Мистер Марку уставился на него не мигая:
— У моих ребят жены, дети. Нужно содержать семью. Они всерьез работают. А ты?
— Я не буду больше читать на работе, — сказал Коннелл. — Буду носить фуражку и бриться каждый день. Я уже знаю, как здесь и что.
Мистер Марку покачал головой — быть может, припомнил все провинности Коннелла. Как тот опаздывал, как фамильярничал с жильцами, как норовил присесть при каждой возможности.
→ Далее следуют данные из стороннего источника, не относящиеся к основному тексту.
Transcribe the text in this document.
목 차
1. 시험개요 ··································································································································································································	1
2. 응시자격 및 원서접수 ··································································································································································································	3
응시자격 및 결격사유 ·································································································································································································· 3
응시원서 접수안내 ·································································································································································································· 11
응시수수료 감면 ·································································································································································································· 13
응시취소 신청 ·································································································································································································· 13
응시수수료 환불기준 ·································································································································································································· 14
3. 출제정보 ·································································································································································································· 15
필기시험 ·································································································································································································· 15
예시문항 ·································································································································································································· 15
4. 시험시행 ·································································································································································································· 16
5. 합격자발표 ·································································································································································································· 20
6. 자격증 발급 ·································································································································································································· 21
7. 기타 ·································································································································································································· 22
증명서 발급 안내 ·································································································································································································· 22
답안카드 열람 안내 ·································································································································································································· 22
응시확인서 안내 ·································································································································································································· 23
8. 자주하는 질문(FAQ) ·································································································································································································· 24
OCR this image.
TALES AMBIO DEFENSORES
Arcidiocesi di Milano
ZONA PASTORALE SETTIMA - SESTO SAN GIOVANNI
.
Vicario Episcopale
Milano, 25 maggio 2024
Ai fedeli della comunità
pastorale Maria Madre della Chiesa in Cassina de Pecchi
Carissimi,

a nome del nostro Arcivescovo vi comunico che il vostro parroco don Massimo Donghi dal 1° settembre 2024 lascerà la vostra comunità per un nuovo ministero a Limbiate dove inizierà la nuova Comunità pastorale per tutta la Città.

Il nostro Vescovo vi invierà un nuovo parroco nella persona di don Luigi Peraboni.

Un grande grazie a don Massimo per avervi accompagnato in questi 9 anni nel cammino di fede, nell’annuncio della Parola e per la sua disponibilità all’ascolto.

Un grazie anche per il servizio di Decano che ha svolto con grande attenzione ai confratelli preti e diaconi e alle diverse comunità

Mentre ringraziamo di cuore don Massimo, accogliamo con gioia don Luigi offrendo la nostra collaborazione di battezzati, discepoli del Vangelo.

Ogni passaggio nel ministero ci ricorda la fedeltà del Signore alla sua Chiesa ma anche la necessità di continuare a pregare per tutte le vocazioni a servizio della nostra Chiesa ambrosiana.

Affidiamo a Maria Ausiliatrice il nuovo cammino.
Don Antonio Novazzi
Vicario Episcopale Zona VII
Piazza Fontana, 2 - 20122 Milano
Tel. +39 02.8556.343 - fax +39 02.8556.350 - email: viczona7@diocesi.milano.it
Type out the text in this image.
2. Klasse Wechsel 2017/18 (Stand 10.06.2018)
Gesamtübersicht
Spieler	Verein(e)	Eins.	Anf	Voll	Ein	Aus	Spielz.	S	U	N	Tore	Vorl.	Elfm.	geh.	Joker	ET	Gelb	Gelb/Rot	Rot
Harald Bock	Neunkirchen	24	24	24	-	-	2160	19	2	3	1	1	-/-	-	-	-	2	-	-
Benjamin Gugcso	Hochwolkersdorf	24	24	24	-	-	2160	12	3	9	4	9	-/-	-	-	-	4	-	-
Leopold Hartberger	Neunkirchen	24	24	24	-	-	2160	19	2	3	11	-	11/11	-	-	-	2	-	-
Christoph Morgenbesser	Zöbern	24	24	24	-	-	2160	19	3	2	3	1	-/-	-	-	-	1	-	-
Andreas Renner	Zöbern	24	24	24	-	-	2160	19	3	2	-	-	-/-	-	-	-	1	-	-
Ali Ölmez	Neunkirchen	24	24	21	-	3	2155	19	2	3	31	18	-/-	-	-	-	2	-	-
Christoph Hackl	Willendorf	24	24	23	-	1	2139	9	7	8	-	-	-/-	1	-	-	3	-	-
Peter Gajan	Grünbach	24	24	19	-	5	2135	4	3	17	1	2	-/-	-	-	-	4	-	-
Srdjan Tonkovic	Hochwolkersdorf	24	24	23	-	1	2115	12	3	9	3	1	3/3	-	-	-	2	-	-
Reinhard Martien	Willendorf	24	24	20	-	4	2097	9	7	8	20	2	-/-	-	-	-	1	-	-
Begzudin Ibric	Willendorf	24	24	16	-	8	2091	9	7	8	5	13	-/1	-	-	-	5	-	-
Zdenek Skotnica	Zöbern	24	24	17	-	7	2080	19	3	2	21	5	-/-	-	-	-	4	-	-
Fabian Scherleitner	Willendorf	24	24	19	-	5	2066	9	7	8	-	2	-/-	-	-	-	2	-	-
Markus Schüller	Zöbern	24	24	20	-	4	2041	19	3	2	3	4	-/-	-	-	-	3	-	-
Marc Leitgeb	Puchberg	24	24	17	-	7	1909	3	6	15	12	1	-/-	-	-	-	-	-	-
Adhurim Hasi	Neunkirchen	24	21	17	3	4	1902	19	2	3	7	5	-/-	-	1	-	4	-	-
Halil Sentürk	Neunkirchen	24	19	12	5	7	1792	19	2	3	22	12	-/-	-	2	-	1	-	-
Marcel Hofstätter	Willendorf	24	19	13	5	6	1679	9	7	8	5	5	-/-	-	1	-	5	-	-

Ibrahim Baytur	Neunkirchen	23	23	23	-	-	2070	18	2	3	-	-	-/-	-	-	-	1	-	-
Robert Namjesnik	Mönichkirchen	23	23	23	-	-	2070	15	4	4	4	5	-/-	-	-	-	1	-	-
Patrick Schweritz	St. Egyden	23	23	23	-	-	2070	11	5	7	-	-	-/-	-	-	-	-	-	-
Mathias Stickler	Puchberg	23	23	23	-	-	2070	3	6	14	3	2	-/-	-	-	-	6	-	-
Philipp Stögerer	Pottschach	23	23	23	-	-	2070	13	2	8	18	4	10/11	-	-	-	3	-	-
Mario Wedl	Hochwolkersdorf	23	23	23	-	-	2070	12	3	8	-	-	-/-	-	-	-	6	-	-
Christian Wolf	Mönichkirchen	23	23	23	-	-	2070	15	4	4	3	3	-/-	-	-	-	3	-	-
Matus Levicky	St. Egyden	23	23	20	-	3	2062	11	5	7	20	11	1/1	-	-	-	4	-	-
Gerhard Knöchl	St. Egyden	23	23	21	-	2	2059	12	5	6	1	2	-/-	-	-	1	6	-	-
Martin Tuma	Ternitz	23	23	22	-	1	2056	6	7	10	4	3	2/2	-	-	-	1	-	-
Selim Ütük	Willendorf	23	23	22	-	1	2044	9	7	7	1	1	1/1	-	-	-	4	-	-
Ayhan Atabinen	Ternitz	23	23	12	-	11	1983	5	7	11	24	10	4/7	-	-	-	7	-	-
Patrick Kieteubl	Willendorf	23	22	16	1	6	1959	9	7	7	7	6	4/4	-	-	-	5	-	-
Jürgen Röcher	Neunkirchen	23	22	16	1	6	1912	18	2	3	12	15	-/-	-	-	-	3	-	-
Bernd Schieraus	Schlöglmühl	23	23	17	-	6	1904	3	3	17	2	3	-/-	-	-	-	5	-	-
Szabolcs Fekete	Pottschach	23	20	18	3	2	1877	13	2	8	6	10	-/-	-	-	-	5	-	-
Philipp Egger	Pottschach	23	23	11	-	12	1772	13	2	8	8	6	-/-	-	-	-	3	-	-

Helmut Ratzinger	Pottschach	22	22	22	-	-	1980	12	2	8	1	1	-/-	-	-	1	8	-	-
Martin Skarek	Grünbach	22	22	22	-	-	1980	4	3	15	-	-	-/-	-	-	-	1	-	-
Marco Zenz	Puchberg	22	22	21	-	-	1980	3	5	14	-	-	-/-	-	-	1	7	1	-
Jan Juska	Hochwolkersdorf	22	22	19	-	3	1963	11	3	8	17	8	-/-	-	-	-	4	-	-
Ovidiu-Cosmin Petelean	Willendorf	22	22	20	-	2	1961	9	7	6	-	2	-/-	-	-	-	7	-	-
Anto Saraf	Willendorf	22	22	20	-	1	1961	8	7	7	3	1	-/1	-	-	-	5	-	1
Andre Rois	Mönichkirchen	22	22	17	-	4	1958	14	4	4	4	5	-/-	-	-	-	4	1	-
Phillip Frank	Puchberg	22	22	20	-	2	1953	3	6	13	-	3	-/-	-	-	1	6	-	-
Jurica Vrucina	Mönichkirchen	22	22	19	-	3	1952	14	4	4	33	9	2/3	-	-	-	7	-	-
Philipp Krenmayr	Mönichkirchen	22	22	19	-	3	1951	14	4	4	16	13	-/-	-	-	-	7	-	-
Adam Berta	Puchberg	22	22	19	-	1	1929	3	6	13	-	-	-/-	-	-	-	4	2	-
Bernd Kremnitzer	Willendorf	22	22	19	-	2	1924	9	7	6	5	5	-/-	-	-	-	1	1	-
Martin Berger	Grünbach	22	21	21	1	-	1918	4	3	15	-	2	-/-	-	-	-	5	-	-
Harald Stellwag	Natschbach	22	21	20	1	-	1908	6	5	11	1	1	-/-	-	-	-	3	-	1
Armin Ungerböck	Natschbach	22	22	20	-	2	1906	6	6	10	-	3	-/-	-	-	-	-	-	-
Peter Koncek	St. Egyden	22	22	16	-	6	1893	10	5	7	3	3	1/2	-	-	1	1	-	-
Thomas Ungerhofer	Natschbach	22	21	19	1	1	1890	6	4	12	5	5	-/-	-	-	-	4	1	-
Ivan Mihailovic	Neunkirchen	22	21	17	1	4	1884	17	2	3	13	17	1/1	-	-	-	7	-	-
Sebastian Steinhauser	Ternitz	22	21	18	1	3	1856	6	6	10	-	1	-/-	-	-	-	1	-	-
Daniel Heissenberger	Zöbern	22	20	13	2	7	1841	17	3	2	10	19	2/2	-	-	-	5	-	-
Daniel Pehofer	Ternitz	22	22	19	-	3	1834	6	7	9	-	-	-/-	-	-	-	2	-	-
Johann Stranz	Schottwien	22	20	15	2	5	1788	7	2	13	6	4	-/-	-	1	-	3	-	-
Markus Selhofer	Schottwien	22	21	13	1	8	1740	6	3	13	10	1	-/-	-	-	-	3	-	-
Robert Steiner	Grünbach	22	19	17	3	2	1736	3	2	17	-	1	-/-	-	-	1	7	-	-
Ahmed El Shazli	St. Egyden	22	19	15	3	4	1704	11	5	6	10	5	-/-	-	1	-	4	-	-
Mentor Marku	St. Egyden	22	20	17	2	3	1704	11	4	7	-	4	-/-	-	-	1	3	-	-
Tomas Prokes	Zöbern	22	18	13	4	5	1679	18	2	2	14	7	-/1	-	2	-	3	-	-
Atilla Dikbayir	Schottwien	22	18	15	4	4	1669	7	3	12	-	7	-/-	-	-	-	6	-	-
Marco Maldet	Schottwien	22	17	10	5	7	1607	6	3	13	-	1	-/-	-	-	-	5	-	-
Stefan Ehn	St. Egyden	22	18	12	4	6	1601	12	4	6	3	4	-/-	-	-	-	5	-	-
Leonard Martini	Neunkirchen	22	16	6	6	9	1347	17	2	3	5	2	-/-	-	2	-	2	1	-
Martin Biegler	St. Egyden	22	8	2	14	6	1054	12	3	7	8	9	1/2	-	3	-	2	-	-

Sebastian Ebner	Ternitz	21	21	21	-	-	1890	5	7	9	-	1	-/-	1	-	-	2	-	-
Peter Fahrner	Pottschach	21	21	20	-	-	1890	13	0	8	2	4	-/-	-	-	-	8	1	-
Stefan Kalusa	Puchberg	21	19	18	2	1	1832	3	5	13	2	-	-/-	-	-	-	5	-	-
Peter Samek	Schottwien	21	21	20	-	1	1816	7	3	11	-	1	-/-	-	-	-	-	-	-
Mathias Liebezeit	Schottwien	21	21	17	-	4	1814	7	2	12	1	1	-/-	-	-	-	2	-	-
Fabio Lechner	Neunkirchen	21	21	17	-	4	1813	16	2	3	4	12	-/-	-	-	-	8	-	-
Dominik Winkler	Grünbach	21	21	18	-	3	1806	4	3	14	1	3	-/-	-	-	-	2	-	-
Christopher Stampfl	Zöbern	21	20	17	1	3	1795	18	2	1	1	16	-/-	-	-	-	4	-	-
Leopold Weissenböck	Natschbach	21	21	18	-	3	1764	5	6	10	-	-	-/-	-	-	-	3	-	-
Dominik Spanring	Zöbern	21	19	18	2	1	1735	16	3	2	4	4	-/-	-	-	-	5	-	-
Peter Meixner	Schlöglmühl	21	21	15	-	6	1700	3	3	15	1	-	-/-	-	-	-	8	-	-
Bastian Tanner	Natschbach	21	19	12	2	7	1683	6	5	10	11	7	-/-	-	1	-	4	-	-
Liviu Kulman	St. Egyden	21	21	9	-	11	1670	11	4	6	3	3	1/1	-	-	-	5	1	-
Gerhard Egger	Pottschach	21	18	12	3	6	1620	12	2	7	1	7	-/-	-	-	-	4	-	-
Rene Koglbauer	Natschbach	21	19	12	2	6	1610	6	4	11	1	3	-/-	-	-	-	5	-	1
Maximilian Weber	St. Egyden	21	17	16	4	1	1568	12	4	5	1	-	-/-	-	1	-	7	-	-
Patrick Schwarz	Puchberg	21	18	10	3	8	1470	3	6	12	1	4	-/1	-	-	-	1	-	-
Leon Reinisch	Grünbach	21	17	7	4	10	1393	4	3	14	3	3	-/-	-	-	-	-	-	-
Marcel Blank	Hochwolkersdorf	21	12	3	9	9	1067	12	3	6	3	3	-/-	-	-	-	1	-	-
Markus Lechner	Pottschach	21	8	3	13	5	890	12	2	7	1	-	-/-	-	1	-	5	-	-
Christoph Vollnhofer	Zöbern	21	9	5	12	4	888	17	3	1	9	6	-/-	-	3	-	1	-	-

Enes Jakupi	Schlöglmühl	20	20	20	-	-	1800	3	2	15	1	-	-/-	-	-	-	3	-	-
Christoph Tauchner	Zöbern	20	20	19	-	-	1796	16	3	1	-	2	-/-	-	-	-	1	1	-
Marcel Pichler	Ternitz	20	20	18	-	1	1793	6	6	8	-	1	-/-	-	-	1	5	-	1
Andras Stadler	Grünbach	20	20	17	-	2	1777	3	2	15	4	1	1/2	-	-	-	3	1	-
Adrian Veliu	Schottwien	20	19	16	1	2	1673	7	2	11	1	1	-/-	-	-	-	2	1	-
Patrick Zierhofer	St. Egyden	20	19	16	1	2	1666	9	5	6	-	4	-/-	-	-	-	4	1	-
— Я уже не маленький, — сказал Коннелл. — Все понимаю. Я не буду опаздывать и рот буду держать на замке. И присаживаться не буду.
Мистер Марку засмеялся:
— Даже я не весь день на ногах! — И снова покачал головой, но уже скорее задумчиво. — У меня нет вакансии на полный рабочий день.
— Я за любую работу возьмусь, — заверил Коннелл.
— Не пойму я все-таки. Ты с дипломом работу поинтересней можешь найти.
— Мне здесь нравится. Не хочу целый день сидеть в офисе, бумажки на столе перекладывать.
Наступило долгое молчание — только плеснет иногда рыбка в аквариуме.
— Придешь завтра в одиннадцать сорок пять, — сказал наконец мистер Марку.
— Спасибо, сэр!
— Пока на временную.
Коннелл кивнул.
— Другой сейчас нет, — сказал мистер Марку. — А там посмотрим.
Коннелл подменял ушедших в отпуск швейцаров, а в остальное время работал у служебного входа: отмечал время прихода-ухода служащих и выполнял обязанности лифтера. Три года назад он здесь зарабатывал больше. С тех пор в дело вмешался профсоюз, и зарплату привели в соответствие с уровнем занимаемой должности. Временные работники на лето получали теперь всего восемьдесят процентов от полного оклада. Только через год Коннелл смог бы сравняться по зарплате с другими, но его это не огорчало — зато не будут считать его выскочкой.
Он аккуратно брился, коротко стриг волосы и носил форменную фуражку. Старшеклассники робели перед ним из-за разницы в возрасте и держались с вежливой настороженностью. Наверное, считали, что ему не повезло в жизни.
В начале августа ушел в отставку после тридцати лет службы любимый всеми швейцар, старейшина племени, по имени Джон Шотландец, или просто Шотландец, но никогда просто Джон. После торжественных проводов под кофе с пирожными открылась вакансия начальника смены «с семи до трех».
Мистер Марку вызвал к себе Коннелла:
— Надолго ты планируешь тут задержаться?
— А на сколько можно? Я думал, в сентябре вы меня выгоните.
Мистер Марку позволил себе удовольствие слегка затянуть паузу.
— Ты вроде исправился.
Коннелл молча смотрел на мистера Марку, испытывая благодарность и в то же время легкую неловкость.
— Завтра явишься с утра, в шесть сорок пять, — сказал мистер Марку.
— Смена Шотландца?
Мистер Марку кивнул. Коннелл кивнул в ответ, чувствуя, что его признали взрослым. С семи до трех — единственная смена, когда возможны какие-нибудь сложности: жильцы уходят на работу или на учебу, няньки и сантехники, наоборот, приходят к началу рабочего дня, почтальоны приносят посылки и мешки писем, которые нужно рассортировать по ячейкам.
Вскоре Коннелл заметил перемену в отношении к себе постоянных работников. Его как будто стали выделять из среды эгоистичных юнцов — хоть он и выручал их, когда мог, прикрывая огрехи в работе и принимая ответные услуги, как поступал бы на его месте любой швейцар. В сентябре юнцы отправились учиться дальше, и Коннелл окончательно почувствовал себя своим среди постоянных сотрудников. Единственное отличие — во время перекуров он читал не газеты, а книги и в обеденный перерыв не валял дурака в раздевалке, а ходил гулять по окрестностям, иногда заглядывал в Музей Гуггенхайма или сидел в кафе с книжкой.
Жильцы привыкли видеть его в вестибюле. Коннелл знал их по именам и номерам квартир. Знал, как зовут их детей, приезжающих погостить на выходные. Помнил имена нянек и массажисток, приходивших с раскладными массажными столиками, имена любовниц, которых с ним никогда не обсуждали. Хранил тайны жильцов и обжил стол дежурного, как крот обживает свою нору. Знакомая фигура только еще приближалась к зданию, а он уже нажимал кнопку, открывая двери нужного лифта. Если приближался незнакомец, Коннелл заранее брался за трубку внутреннего телефона, готовый набрать номер нужной квартиры.